Write a program to find the n-th ugly number.

Ugly numbers are positive numbers whose prime factors only include 2, 3, 5.

Example 1:

Input: n = 10  
Output: 12  
Explanation: 1, 2, 3, 4, 5, 6, 8, 9, 10, 12 is the sequence of the first 10 ugly numbers.

Note :

  1. 1 is typically treated as an ugly number.
  2. n does not exceed 1690.

Hint :

  1. The naive approach is to call isUgly for every number until you reach the nth one. Most numbers are not ugly.

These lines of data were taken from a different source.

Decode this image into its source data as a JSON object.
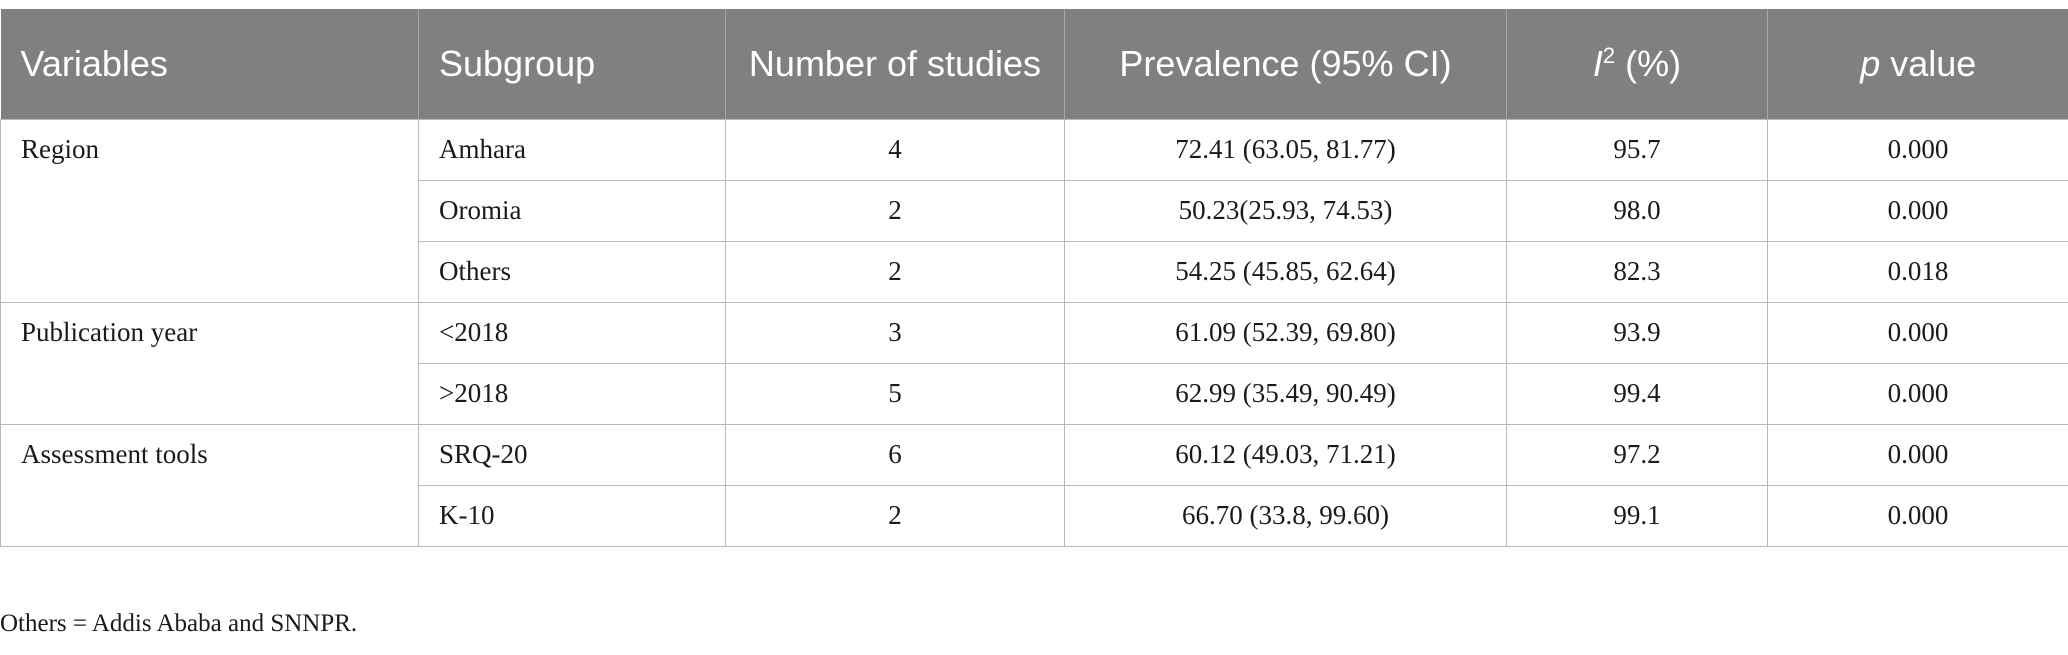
{
  "table": {
    "headers": {
      "variables": "Variables",
      "subgroup": "Subgroup",
      "num_studies": "Number of studies",
      "prevalence": "Prevalence (95% CI)",
      "i2_symbol": "I",
      "i2_sup": "2",
      "i2_suffix": " (%)",
      "p_symbol": "p",
      "p_suffix": " value"
    },
    "groups": [
      {
        "variable": "Region",
        "rows": [
          {
            "subgroup": "Amhara",
            "n": "4",
            "prevalence": "72.41 (63.05, 81.77)",
            "i2": "95.7",
            "p": "0.000"
          },
          {
            "subgroup": "Oromia",
            "n": "2",
            "prevalence": "50.23(25.93, 74.53)",
            "i2": "98.0",
            "p": "0.000"
          },
          {
            "subgroup": "Others",
            "n": "2",
            "prevalence": "54.25 (45.85, 62.64)",
            "i2": "82.3",
            "p": "0.018"
          }
        ]
      },
      {
        "variable": "Publication year",
        "rows": [
          {
            "subgroup": "<2018",
            "n": "3",
            "prevalence": "61.09 (52.39, 69.80)",
            "i2": "93.9",
            "p": "0.000"
          },
          {
            "subgroup": ">2018",
            "n": "5",
            "prevalence": "62.99 (35.49, 90.49)",
            "i2": "99.4",
            "p": "0.000"
          }
        ]
      },
      {
        "variable": "Assessment tools",
        "rows": [
          {
            "subgroup": "SRQ-20",
            "n": "6",
            "prevalence": "60.12 (49.03, 71.21)",
            "i2": "97.2",
            "p": "0.000"
          },
          {
            "subgroup": "K-10",
            "n": "2",
            "prevalence": "66.70 (33.8, 99.60)",
            "i2": "99.1",
            "p": "0.000"
          }
        ]
      }
    ]
  },
  "footnote": "Others = Addis Ababa and SNNPR."
}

Try to focus your effort on generating only the ugly ones.
  2. An ugly number must be multiplied by either 2, 3, or 5 from a smaller ugly number.
  3. The key is how to maintain the order of the ugly numbers. Try a similar approach of merging from three sorted lists: L1, L2, and L3.
  4. Assume you have Uk, the kth ugly number. Then Uk+1 must be Min(L1 * 2, L2 * 3, L3 * 5).

solution

time complexity : O(n)
space complexity : O(n)

class Solution {
public:
    int nthUglyNumber(int n) {
        vector<int> uglyNums = {1};
        int idx2 = 0;
        int idx3 = 0;
        int idx5 = 0;
        while (uglyNums.size() < n) {
            int next2 = uglyNums[idx2] * 2;
            int next3 = uglyNums[idx3] * 3;
            int next5 = uglyNums[idx5] * 5;
            int next = min(next2, min(next3, next5));
            if (next == next2) ++idx2;
            if (next == next3) ++idx3;
            if (next == next5) ++idx5;
            uglyNums.push_back(next);
        }
        return uglyNums[n-1];
    }  
};

初始:uglyNums第一個為1。
直到uglyNums算到第n個前,從2、3、5的倍數相對應的記錄點中乘上相對應的值,找到最小的那個,其為下一個ugly num。(因ugly num的因數只有2、3、5,因此乘上2 or 3 or 5,還是ugly num)而被選為ugly num的記錄點+1。
最後回傳uglyNums最後一個元素,即為結果。